Novas Histórias do Tempo da Velha Escola (DCCCXXVI)

Almeida, 22 de março de 2042

A Nilce era um anjo que andava pela Terra. Dizem que os anjos não choram, que apenas se compadecem da humana infelicidade, mas a Nilce era um anjo que chorava. Entre lágrimas, me falou assim:

“Espero que tenha tido uma semana de Paz. Mundo estranho aquele em que vivemos. Sei que não vai apaziguar a sua tristeza perante o holocausto ucraniano, mas me atrevo a tentar, com uma oração escrita por um clérigo:

“Senhor, perdoai-nos a guerra. Senhor Jesus, nascido sob as bombas de Kiev, tende piedade de nós. Senhor Jesus, que morrestes nos braços da mãe num bunker em Kharkiv, tende piedade de nós. Que vedes ainda as mãos armadas à sombra de vossa cruz, tende piedade de nós. Perdoai-nos se, não contentes com os pregos com os quais transpassamos vossa mão, continuamos a beber do sangue dos mortos dilacerados pelas armas. Perdoai-nos se estas mãos, que criastes para cuidar, se tornaram instrumentos de morte.
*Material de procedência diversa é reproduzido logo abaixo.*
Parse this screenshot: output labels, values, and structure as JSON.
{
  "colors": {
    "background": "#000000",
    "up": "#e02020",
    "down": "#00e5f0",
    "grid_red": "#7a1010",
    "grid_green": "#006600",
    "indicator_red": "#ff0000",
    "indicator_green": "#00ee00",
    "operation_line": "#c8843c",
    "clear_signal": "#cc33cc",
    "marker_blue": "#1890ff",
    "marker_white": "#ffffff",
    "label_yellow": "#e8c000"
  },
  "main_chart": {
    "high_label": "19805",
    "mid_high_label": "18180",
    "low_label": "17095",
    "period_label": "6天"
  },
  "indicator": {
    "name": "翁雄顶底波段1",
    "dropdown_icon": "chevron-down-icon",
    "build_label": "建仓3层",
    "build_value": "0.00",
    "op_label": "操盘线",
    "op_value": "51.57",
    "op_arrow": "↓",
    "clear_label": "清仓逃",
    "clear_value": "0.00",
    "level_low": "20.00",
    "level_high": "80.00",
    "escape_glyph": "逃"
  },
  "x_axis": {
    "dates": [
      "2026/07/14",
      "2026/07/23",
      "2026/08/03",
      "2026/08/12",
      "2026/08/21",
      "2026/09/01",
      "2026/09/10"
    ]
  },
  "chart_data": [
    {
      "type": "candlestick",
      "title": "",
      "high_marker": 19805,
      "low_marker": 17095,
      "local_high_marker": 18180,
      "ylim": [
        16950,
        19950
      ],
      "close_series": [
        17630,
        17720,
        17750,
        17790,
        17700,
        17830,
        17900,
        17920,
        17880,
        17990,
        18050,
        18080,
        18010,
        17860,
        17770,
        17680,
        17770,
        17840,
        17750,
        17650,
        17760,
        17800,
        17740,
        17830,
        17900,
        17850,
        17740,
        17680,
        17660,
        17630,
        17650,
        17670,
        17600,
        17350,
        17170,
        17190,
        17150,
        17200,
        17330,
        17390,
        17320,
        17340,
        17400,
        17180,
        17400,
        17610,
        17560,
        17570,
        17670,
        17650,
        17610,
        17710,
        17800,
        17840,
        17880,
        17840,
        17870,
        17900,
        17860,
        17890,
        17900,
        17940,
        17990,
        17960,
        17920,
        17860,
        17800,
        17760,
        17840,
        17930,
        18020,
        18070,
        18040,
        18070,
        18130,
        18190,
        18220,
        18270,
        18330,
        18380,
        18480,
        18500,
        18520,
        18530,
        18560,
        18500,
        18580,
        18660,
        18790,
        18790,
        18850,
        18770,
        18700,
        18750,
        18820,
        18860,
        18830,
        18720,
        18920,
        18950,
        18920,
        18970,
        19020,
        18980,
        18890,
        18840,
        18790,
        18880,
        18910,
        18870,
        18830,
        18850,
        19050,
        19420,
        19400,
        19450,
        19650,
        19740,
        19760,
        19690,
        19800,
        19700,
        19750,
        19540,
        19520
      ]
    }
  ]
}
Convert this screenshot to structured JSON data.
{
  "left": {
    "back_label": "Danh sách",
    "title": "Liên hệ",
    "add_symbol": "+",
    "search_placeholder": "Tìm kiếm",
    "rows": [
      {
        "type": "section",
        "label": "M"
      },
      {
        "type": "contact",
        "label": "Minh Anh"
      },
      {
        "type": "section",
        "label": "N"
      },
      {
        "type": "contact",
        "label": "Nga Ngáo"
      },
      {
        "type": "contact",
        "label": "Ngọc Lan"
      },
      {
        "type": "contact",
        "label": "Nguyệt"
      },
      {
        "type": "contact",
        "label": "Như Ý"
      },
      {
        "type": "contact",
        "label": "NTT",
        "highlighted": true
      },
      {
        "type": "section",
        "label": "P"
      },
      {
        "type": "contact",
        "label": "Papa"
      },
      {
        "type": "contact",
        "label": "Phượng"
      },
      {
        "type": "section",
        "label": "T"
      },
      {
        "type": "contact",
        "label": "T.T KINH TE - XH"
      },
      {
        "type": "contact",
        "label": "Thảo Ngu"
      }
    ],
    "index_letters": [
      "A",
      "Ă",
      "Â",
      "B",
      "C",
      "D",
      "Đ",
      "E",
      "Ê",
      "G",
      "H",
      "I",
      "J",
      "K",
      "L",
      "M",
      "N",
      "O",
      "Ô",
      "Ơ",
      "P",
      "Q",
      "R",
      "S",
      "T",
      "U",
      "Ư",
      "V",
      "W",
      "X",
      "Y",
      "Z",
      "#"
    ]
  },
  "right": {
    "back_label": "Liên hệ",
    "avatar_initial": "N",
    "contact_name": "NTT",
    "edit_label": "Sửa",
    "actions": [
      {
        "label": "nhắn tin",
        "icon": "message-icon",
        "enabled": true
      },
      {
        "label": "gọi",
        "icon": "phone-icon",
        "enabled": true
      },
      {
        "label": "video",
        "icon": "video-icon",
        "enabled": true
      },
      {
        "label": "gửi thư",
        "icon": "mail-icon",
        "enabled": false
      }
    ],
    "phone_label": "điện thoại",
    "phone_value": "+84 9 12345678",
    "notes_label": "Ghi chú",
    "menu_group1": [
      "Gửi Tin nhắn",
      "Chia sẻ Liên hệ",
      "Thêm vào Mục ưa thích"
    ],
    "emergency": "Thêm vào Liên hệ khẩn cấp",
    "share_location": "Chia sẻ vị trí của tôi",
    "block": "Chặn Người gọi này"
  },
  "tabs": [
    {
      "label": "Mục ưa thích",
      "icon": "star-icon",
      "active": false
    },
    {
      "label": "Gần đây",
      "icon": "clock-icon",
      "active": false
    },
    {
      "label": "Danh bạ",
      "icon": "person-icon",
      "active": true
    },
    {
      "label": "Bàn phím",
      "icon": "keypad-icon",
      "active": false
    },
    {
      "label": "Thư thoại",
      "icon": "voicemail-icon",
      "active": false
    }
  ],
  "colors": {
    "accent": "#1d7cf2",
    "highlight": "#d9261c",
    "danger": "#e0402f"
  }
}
Perdoai-nos, Senhor, se continuamos a matar nosso irmão, perdoai-nos se continuamos como Caim a remover pedras de nosso campo para matar Abel, se continuamos a justificar a crueldade com nosso cansaço, se com nossa dor legitimamos a crueldade de nossas ações.”

Face a um evitável conflito bélico, ao modo trágico como, então, as estruturas sociais se organizavam, não bastavam orações – urgia reorganizar. E, se na origem remota das tragédias avultava o modelo de educação familiar, social e escolar, por que não se reorganizava a Escolas? 

Por que razão plausível se mantinha imutável uma organização originada da Prússia militar do século XVIII? A (de)sorganização da chamada Escola da Modernidade datava da “era 1.0” e nós já estávamos na “Web 4.0”, em vias de transitar para a “5.0”. 

Retomava a pergunta, porque, como dissera o saudoso mestre João dos Santos, “se não sabe por que é que pergunta?” Eu sustentava uma hipótese, a “minha resposta”, não “a resposta”. Melhor dizendo, talvez dispusesse de parte da resposta. Explicarei, invocando palavras do amigo Carlos: 

“Numa manhã ensolarada de janeiro, uma professora, que, casualmente, entrou na sala, enquanto as crianças escreviam poemas ao som de sonatas para violino, disse que aquela sala parecia um jardim. Fiquei feliz pelas crianças.” Professores como o Carlos iam gravitando em torno do desastre, educando na Paz e para a Paz. As suas palavras contrastavam com as de outros professores, que falavam de autoritárias “ordens de superiores hierárquicos”, em desabafos eivados de revolta, desânimo, frustração. 

Não era fácil a vida nas escolas que, desgraçadamente, ainda tínhamos, nos idos de vinte. O professor estava sozinho, na sua sala de aula, num dos naturalizados absurdos, que sustentavam a tradicional e hegemónica organização das escolas, reforçando um mortal sentimento de autossuficiência, que expunha professores e alunos a situações de constrangimento e, por vezes, de violência expressa. 

A violência andava à solta. Sei de professores humilhados, em risco de serem agredidos dentro das suas salas, que se salvaram in extremis. Que foram ameaçados, insultados, sovados. Se isso se devia a uma organização das escolas pautada no isolamento e pouco propícia ao exercício da solidariedade, não era menos certo que não cabia às escolas toda a responsabilidade. 

Sem pretender afagar o ego dos professores – nunca foi intenção minha convencer, ou agradar a quem quer que fosse! – afirmava que as escolas povoadas de solidão eram objetos frágeis, que não digeriam a massificação e se degradavam, por efeito da crise que afetava outras “desorganizadas” instituições.